Gerçekten de 25 Ocak'tan bu yana grafiti sanatı patlama yapmış durumda. En ünlü grafiticilerden biri, 29 yaşındaki Genzir, devrim günlerinde ölen kahramanların portreleri yapıyor. Şimdiye dek bunlardan 3 tane yapan Genzir'in hayali, bin civarındaki tüm devrim kahramanlarının portrelerini memleketlerine yapmak.

Genzir'in sanat yaşamı, siyasi mücadeleyle iç içe geçmiş durumda. Baharda internetten yaptığı çağrı üzerine toplanan 10 gönüllüyle birlikte Kahire'deki bir köprü altına yaptıkları resimleme, kentin en ünlülerinden. Resimlemede gerçek boyutlarında çizilmiş siyah beyaz bir tank, bisikletiyle ekmek dağıtan bir çocukla karşı karşıya görülüyor - yönetime el koymuş bulunan ordunun, halkın karşısında yer aldığını hatırlatan bir ima.

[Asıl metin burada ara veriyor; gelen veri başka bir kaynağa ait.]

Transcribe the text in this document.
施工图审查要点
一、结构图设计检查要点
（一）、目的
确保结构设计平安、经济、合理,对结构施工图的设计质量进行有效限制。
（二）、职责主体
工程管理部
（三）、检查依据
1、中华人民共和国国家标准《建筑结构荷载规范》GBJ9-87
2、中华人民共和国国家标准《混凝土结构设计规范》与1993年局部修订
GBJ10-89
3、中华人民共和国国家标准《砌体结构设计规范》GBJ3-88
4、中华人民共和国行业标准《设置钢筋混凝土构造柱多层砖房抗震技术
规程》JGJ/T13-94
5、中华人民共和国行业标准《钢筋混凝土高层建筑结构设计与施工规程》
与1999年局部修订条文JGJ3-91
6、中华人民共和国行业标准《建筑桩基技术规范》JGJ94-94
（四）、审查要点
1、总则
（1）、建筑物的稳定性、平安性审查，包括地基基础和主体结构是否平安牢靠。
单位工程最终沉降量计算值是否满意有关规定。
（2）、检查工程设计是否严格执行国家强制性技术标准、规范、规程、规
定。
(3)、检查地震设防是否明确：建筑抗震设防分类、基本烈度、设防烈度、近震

Başka sanatçılar askeri konseyin başı Hüseyin Tantavi'yi Mübarek'in yanında, ya da dinci sakalıyla resmeden resimlemeler yapıyorlar, sürekli silinip tekrar yapılmak üzere. "Kimisi şarkı yazmada, kimisi çadır kurmada iyidir. Sanatsal yetenekleri olanların, araçlarını dava uğruna nasıl kullanacaklarını bulmaları gerekir" diyen Genzir, başkalarının da kullanabilmesi için resimlemelerinin şablonlarını internete yüklemiş.

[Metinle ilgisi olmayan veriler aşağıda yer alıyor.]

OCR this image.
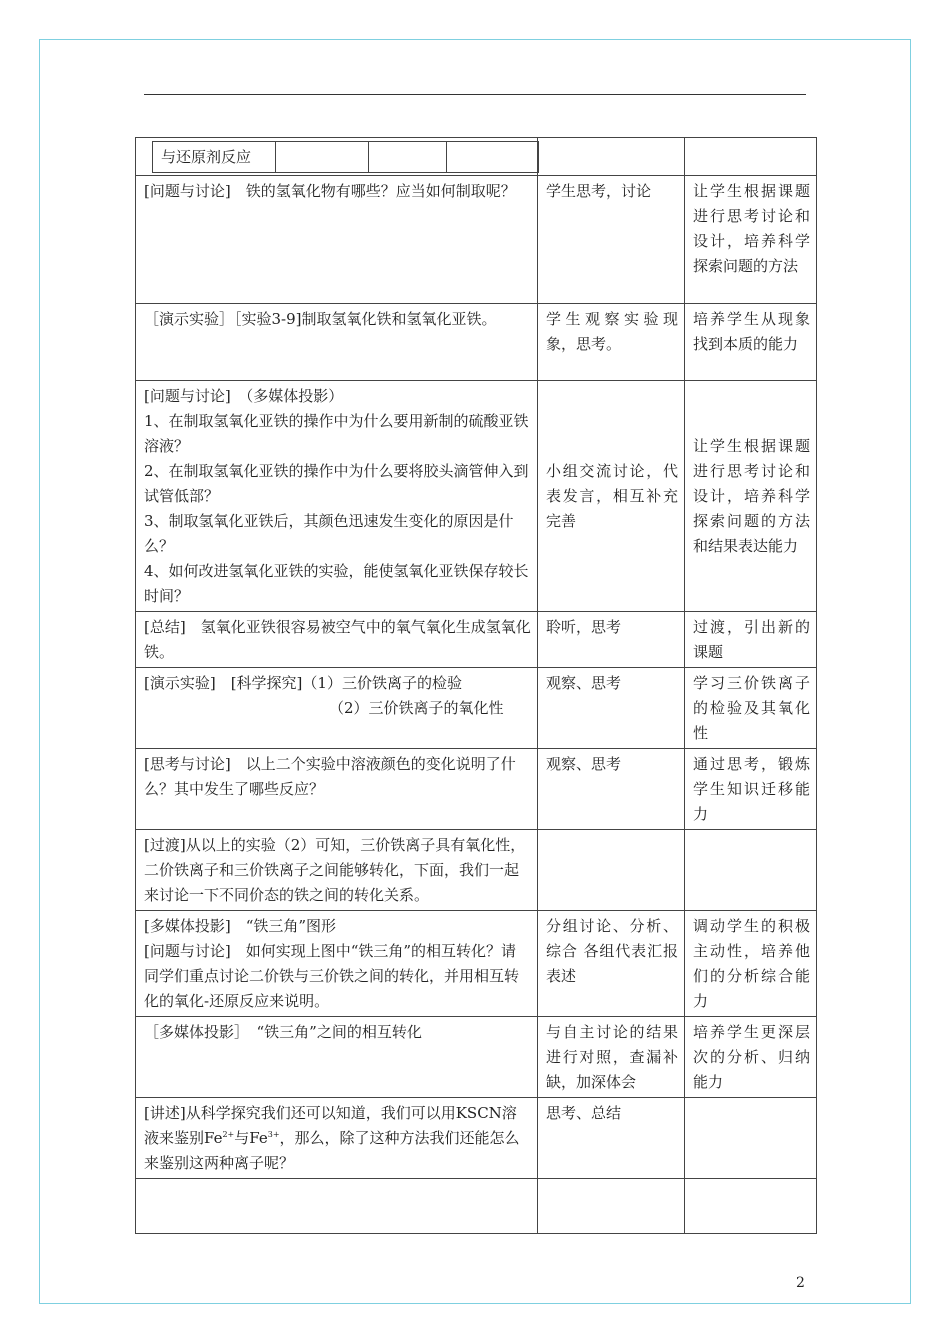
与还原剂反应			

[问题与讨论]　铁的氢氧化物有哪些？应当如何制取呢？	学生思考，讨论	让学生根据课题进行思考讨论和设计，培养科学探索问题的方法

［演示实验］［实验3-9]制取氢氧化铁和氢氧化亚铁。	学生观察实验现象，思考。	培养学生从现象找到本质的能力

[问题与讨论]　（多媒体投影）
1、在制取氢氧化亚铁的操作中为什么要用新制的硫酸亚铁溶液？
2、在制取氢氧化亚铁的操作中为什么要将胶头滴管伸入到试管低部？
3、制取氢氧化亚铁后，其颜色迅速发生变化的原因是什么？
4、如何改进氢氧化亚铁的实验，能使氢氧化亚铁保存较长时间？
	小组交流讨论，代表发言，相互补充完善	让学生根据课题进行思考讨论和设计，培养科学探索问题的方法和结果表达能力

[总结]　氢氧化亚铁很容易被空气中的氧气氧化生成氢氧化铁。
	聆听，思考	过渡，引出新的课题

[演示实验]　[科学探究]（1）三价铁离子的检验
（2）三价铁离子的氧化性
	观察、思考	学习三价铁离子的检验及其氧化性

[思考与讨论]　以上二个实验中溶液颜色的变化说明了什么？其中发生了哪些反应？
	观察、思考	通过思考，锻炼学生知识迁移能力

[过渡]从以上的实验（2）可知，三价铁离子具有氧化性，二价铁离子和三价铁离子之间能够转化，下面，我们一起来讨论一下不同价态的铁之间的转化关系。

[多媒体投影]　“铁三角”图形
[问题与讨论]　如何实现上图中“铁三角”的相互转化？请同学们重点讨论二价铁与三价铁之间的转化，并用相互转化的氧化-还原反应来说明。
	分组讨论、分析、综合 各组代表汇报表述	调动学生的积极主动性，培养他们的分析综合能力

［多媒体投影］　“铁三角”之间的相互转化	与自主讨论的结果进行对照，查漏补缺，加深体会	培养学生更深层次的分析、归纳能力
[讲述]从科学探究我们还可以知道，我们可以用KSCN溶液来鉴别$Fe^{2+}$与$Fe^{3+}$，那么，除了这种方法我们还能怎么来鉴别这两种离子呢？	思考、总结	

2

Sanatın her alanında bir canlılık var: Şair Kerim Abdülselam "Göz Yaşartıcı Gaz Şiirleri" isimli kitabında ayaklanma günlerinin sıradışı anlarını aktardı, Darb 1718 sergisinde devlet kontrolündeki medya hicvedildi, yeni karikatür ve mizah dergisi TokTok ise sürekli Mübarek sonrası hayata dair hikayeler anlatıyor.

Muhalif sanatçılar, geleneklerine de sahip çıkma çabasında. Bağımsız Mısırlı Sanatçılar grubu, Temmuz ayında roman yazarı Sunallah İbrahim'e ödül vermeyi planlıyordu. İbrahim 2003'te devletin verdiği ödülü ve büyük miktarda parayı "Bu yönetimin herhangi bir kültür ödülü verebilecek inandırıcılığı yoktur" diyerek reddetmişti. Ancak sanatçılar, sokak eylemlerindeki yoğun çalışmaları nedeniyle ödül törenini ertelemek zorunda kaldılar.

Daha Mübarek döneminden beridir muhalif yazarların eserlerinin basıldığı, ayaklanma günlerinde sanatçıların karargâhı haline gelen Dar Merit matbaasının sahibi Muhammed Heşim, devrimin generaller ve islamcılar tarafından çalınacağı endişesiyle mücadesini sürdürüyor. Heşim, "Hâlâ özgürlük ellerimizde değil. Askeri yargılamalar sürdükçe, bir anayasamız olmadıkça, dinci yobazlık ve aşırılık oldukça da elimize gelmeyecek. Hâlâ kavga ediyoruz. Henüz kazanmadık" diyor.

Sanatı halkla buluşturmada yaratıcılık, birçok engeli aşıyor. Yapımcı Ömer Hamilton ve aktör Halid Abdullah'ın kurdukları ve çok sayıda sanatçının katkı koyduğu "Tahrir Sineması", bunun örneklerinden biri. Tahrir Meydanı'na kurulan açık hava sineması, bir kişinin ekran, bir diğerinin projektör getirmesi, bir başkasının izleyicilerin üzerine oturması için mat temin etmesi, elektriğin sokak lambalarından kaçak çekilerek sağlanması ile hayat buldu ve kısa sürede yüzlerce kişi, burada amatör ve profesyonel filmleri seyretmeye başladı.

(soL - Dış Haberler)

Haberde Ursula Lindsay'in Foreign Policy'deki yazısından yararlanılmıştır.